По случаю небывалого выигрыша друзья устроили ужин под почетным председательством Шимбо. За столом были Мирандон, Робато, Анакреон, Пе де Жегэ, архитектор Лев Серебряный Язык, журналисты Курвело и Жоан Батиста, бакалавр Тибурсио Баррейрос, не считая гостеприимных хозяев заведения и букета легкомысленных прелестниц, которых по желанию сестер Катунда мы будем называть артистками. Этих «богато одаренных сестер», как именовал их в своих статьях Жоан Батиста, родила от разных отцов Жасинта Апанья-о-Баго. Старшая была почти негритянкой, младшая — почти белой, а средняя — очаровательная мулаточка. Внешне они совсем не походили друг на друга, но все трое были злыми и коварными. Пели они плохо, зато любовью занимались с истинным талантом, что и подтверждал Жоан Батиста, тративший все свои гонорары на предприимчивых сестер. Впрочем, редактор все еще не решил, какой же из них отдать пальму первенства.

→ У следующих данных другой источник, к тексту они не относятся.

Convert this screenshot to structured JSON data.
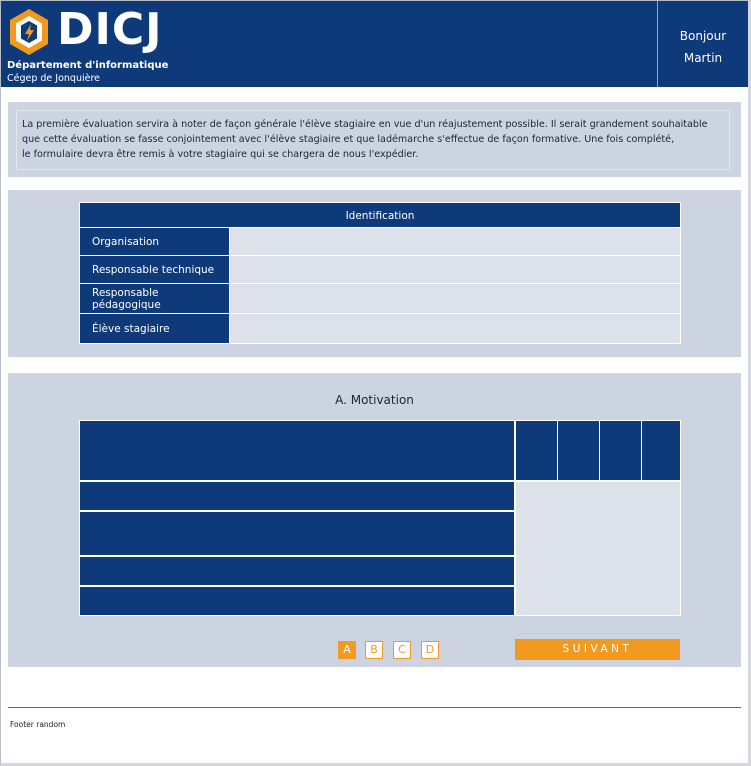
{
  "header": {
    "logo": {
      "name": "DICJ",
      "department": "Département d'informatique",
      "college": "Cégep de Jonquière"
    },
    "greeting": {
      "line1": "Bonjour",
      "line2": "Martin"
    }
  },
  "intro": {
    "lines": [
      "La première évaluation servira à noter de façon générale l'élève stagiaire en vue d'un réajustement possible. Il serait grandement souhaitable",
      "que cette évaluation se fasse conjointement avec l'élève stagiaire et que ladémarche s'effectue de façon formative. Une fois complété,",
      "le formulaire devra être remis à votre stagiaire qui se chargera de nous l'expédier."
    ]
  },
  "identification": {
    "title": "Identification",
    "rows": [
      {
        "label": "Organisation",
        "value": ""
      },
      {
        "label": "Responsable technique",
        "value": ""
      },
      {
        "label": "Responsable pédagogique",
        "value": ""
      },
      {
        "label": "Élève stagiaire",
        "value": ""
      }
    ]
  },
  "motivation": {
    "title": "A. Motivation",
    "pager": [
      "A",
      "B",
      "C",
      "D"
    ],
    "active_page": "A",
    "next_label": "SUIVANT"
  },
  "footer": {
    "text": "Footer random"
  },
  "colors": {
    "navy": "#0e3a7a",
    "panel": "#cdd4e1",
    "field": "#dde2ea",
    "accent": "#f29a1f"
  }
}
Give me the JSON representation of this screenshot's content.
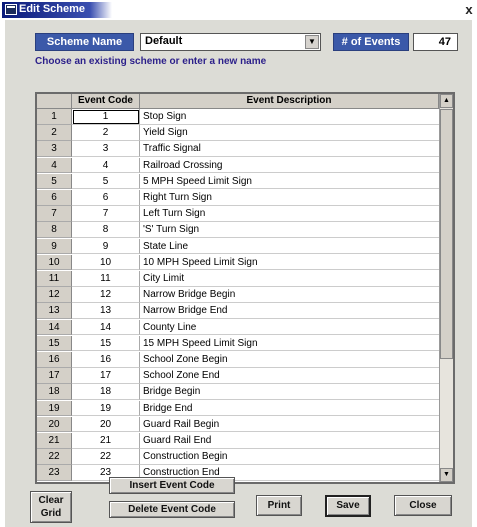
{
  "window": {
    "title": "Edit Scheme",
    "close_glyph": "x",
    "icon": "app-icon"
  },
  "scheme": {
    "name_label": "Scheme Name",
    "selected": "Default",
    "dropdown_glyph": "▼",
    "events_label": "# of Events",
    "events_count": "47",
    "hint": "Choose an existing scheme or enter a new name"
  },
  "grid": {
    "headers": {
      "row": "",
      "code": "Event Code",
      "desc": "Event Description"
    },
    "rows": [
      {
        "n": "1",
        "code": "1",
        "desc": "Stop Sign"
      },
      {
        "n": "2",
        "code": "2",
        "desc": "Yield Sign"
      },
      {
        "n": "3",
        "code": "3",
        "desc": "Traffic Signal"
      },
      {
        "n": "4",
        "code": "4",
        "desc": "Railroad Crossing"
      },
      {
        "n": "5",
        "code": "5",
        "desc": "5 MPH Speed Limit Sign"
      },
      {
        "n": "6",
        "code": "6",
        "desc": "Right Turn Sign"
      },
      {
        "n": "7",
        "code": "7",
        "desc": "Left Turn Sign"
      },
      {
        "n": "8",
        "code": "8",
        "desc": "'S' Turn Sign"
      },
      {
        "n": "9",
        "code": "9",
        "desc": "State Line"
      },
      {
        "n": "10",
        "code": "10",
        "desc": "10 MPH Speed Limit Sign"
      },
      {
        "n": "11",
        "code": "11",
        "desc": "City Limit"
      },
      {
        "n": "12",
        "code": "12",
        "desc": "Narrow Bridge Begin"
      },
      {
        "n": "13",
        "code": "13",
        "desc": "Narrow Bridge End"
      },
      {
        "n": "14",
        "code": "14",
        "desc": "County Line"
      },
      {
        "n": "15",
        "code": "15",
        "desc": "15 MPH Speed Limit Sign"
      },
      {
        "n": "16",
        "code": "16",
        "desc": "School Zone Begin"
      },
      {
        "n": "17",
        "code": "17",
        "desc": "School Zone End"
      },
      {
        "n": "18",
        "code": "18",
        "desc": "Bridge Begin"
      },
      {
        "n": "19",
        "code": "19",
        "desc": "Bridge End"
      },
      {
        "n": "20",
        "code": "20",
        "desc": "Guard Rail Begin"
      },
      {
        "n": "21",
        "code": "21",
        "desc": "Guard Rail End"
      },
      {
        "n": "22",
        "code": "22",
        "desc": "Construction Begin"
      },
      {
        "n": "23",
        "code": "23",
        "desc": "Construction End"
      }
    ],
    "scroll_up_glyph": "▲",
    "scroll_down_glyph": "▼"
  },
  "buttons": {
    "clear_grid_line1": "Clear",
    "clear_grid_line2": "Grid",
    "insert": "Insert Event Code",
    "delete": "Delete Event Code",
    "print": "Print",
    "save": "Save",
    "close": "Close"
  },
  "colors": {
    "label_bg": "#3b59a9",
    "hint_text": "#2b1f8a",
    "dialog_bg": "#dcdcd6"
  }
}
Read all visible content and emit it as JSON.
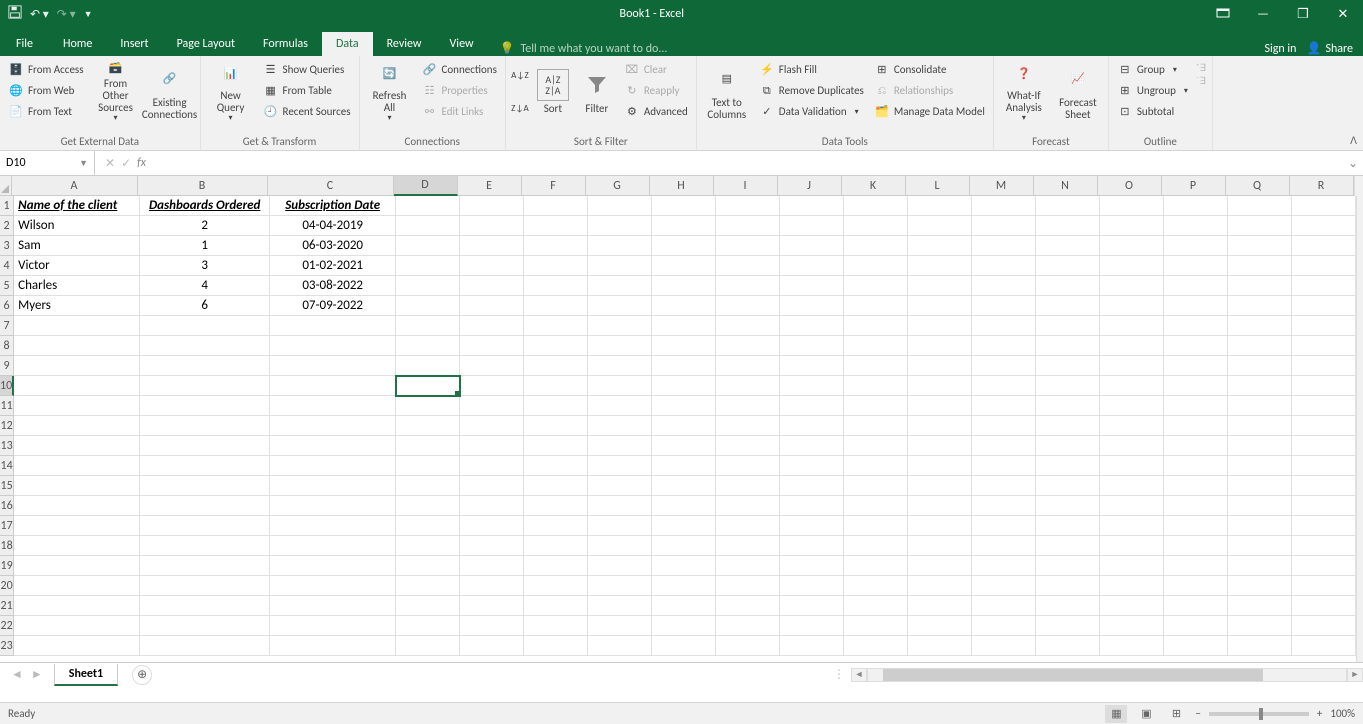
{
  "title": "Book1 - Excel",
  "tabs": {
    "file": "File",
    "home": "Home",
    "insert": "Insert",
    "pagelayout": "Page Layout",
    "formulas": "Formulas",
    "data": "Data",
    "review": "Review",
    "view": "View",
    "tellme": "Tell me what you want to do...",
    "signin": "Sign in",
    "share": "Share"
  },
  "ribbon": {
    "getexternal": {
      "label": "Get External Data",
      "access": "From Access",
      "web": "From Web",
      "text": "From Text",
      "other": "From Other Sources",
      "existing": "Existing Connections"
    },
    "gettransform": {
      "label": "Get & Transform",
      "newquery": "New Query",
      "showqueries": "Show Queries",
      "fromtable": "From Table",
      "recent": "Recent Sources"
    },
    "connections": {
      "label": "Connections",
      "refresh": "Refresh All",
      "conn": "Connections",
      "props": "Properties",
      "editlinks": "Edit Links"
    },
    "sortfilter": {
      "label": "Sort & Filter",
      "sort": "Sort",
      "filter": "Filter",
      "clear": "Clear",
      "reapply": "Reapply",
      "advanced": "Advanced"
    },
    "datatools": {
      "label": "Data Tools",
      "ttc": "Text to Columns",
      "flash": "Flash Fill",
      "dup": "Remove Duplicates",
      "valid": "Data Validation",
      "consol": "Consolidate",
      "rel": "Relationships",
      "mdm": "Manage Data Model"
    },
    "forecast": {
      "label": "Forecast",
      "wia": "What-If Analysis",
      "fs": "Forecast Sheet"
    },
    "outline": {
      "label": "Outline",
      "group": "Group",
      "ungroup": "Ungroup",
      "subtotal": "Subtotal"
    }
  },
  "namebox": "D10",
  "columns": [
    "A",
    "B",
    "C",
    "D",
    "E",
    "F",
    "G",
    "H",
    "I",
    "J",
    "K",
    "L",
    "M",
    "N",
    "O",
    "P",
    "Q",
    "R"
  ],
  "rows": 23,
  "selected": {
    "row": 10,
    "col": "D"
  },
  "sheet": "Sheet1",
  "status": "Ready",
  "zoom": "100%",
  "chart_data": {
    "type": "table",
    "headers": [
      "Name of the client",
      "Dashboards Ordered",
      "Subscription Date"
    ],
    "rows": [
      [
        "Wilson",
        "2",
        "04-04-2019"
      ],
      [
        "Sam",
        "1",
        "06-03-2020"
      ],
      [
        "Victor",
        "3",
        "01-02-2021"
      ],
      [
        "Charles",
        "4",
        "03-08-2022"
      ],
      [
        "Myers",
        "6",
        "07-09-2022"
      ]
    ]
  }
}
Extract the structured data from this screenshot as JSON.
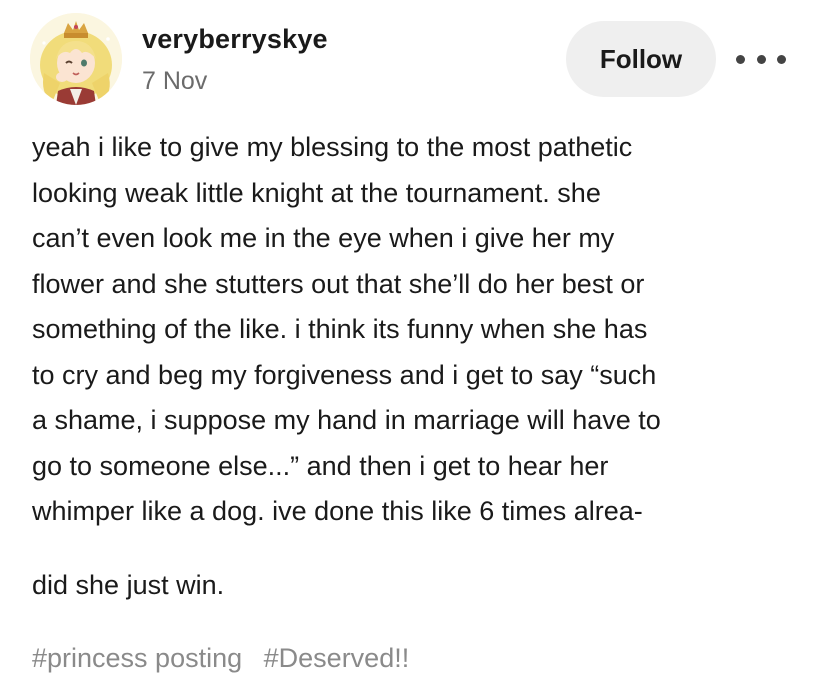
{
  "post": {
    "author": "veryberryskye",
    "date": "7 Nov",
    "follow_label": "Follow",
    "more_icon": "more-dots-icon",
    "body_lines": [
      "yeah i like to give my blessing to the most pathetic",
      "looking weak little knight at the tournament. she",
      "can’t even look me in the eye when i give her my",
      "flower and she stutters out that she’ll do her best or",
      "something of the like. i think its funny when she has",
      "to cry and beg my forgiveness and i get to say “such",
      "a shame, i suppose my hand in marriage will have to",
      "go to someone else...” and then i get to hear her",
      "whimper like a dog. ive done this like 6 times alrea-"
    ],
    "followup": "did she just win.",
    "tags": [
      "#princess posting",
      "#Deserved!!"
    ]
  },
  "colors": {
    "text": "#1a1a1a",
    "muted": "#6b6b6b",
    "tag": "#8a8a8a",
    "follow_bg": "#efefef"
  }
}
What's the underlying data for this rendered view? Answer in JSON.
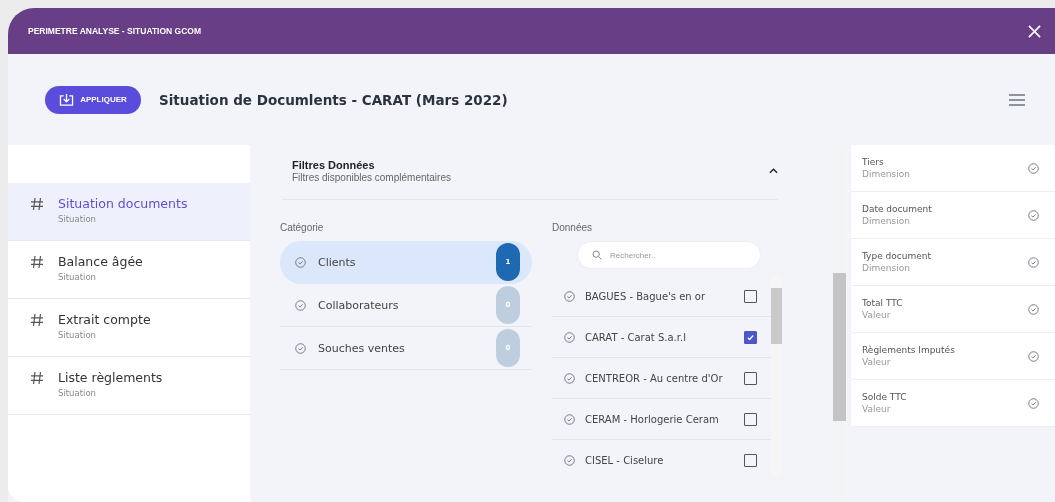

Лев Серебряный Язык и адвокат хотели привезти других сестер из Гонолулу, чтобы придать обществу еще больше блеска. Эти не были сестрами даже по матери и родились вовсе не в Гонолулу, как они утверждали, а в Америке. Обе были темнокожие, но сложены превосходно: хрупкая нежная Жо напоминала косулю, а быстрая мускулистая Mo — пантеру. У них были приятные голоса и некоторые причуды: они не принимали приглашений на прогулки, обеды, морские купания, ночные пикники, а также не садились за столик к поклонникам и не выпивали с ними. Даже банкир Фернандо Гоэс, высокий и красивый холостяк с туго набитым кошельком, у ног которого валялись все женщины, не мог заполучить сестер, хотя ходил в «Палас» только ради них и французского шампанского. Жо и Mo пели лирические и джазовые песенки, танцевали и никогда не разлучались; перед выходом на сцену они сидели где-нибудь в укромном уголке и, держась за руки, пили вино из одного бокала. А после выступления поднимались к себе в номер.
Ужин был роскошным, с винами и шампанским, сестры Катунда щедро одаривали всех своими талантами. За столом царило веселье, мрачным оставался лишь молодой бакалавр Баррейрос, который никак не мог пережить отказ «этих отвратительных мужеподобных» американок. Со злости он напивался, не обращая внимания на воркующую возле него толстую Карлу, предлагавшую ему в утешение любовь и поэзию. Когда был подан счет, Аригоф чуть не поссорился с Гулякой: тот хотел оплатить хоть часть ужина. Негр, в которого в этот вечер словно бес вселился, заявил, что сочтет для себя оскорблением, если Гуляка заплатит даже один мильрейс.
По редкому и счастливому совпадению как раз на неделю, когда Гуляке сопутствовала удача и он вполне мог сделать самый дорогой подарок жене, пришелся день рождения доны Флор.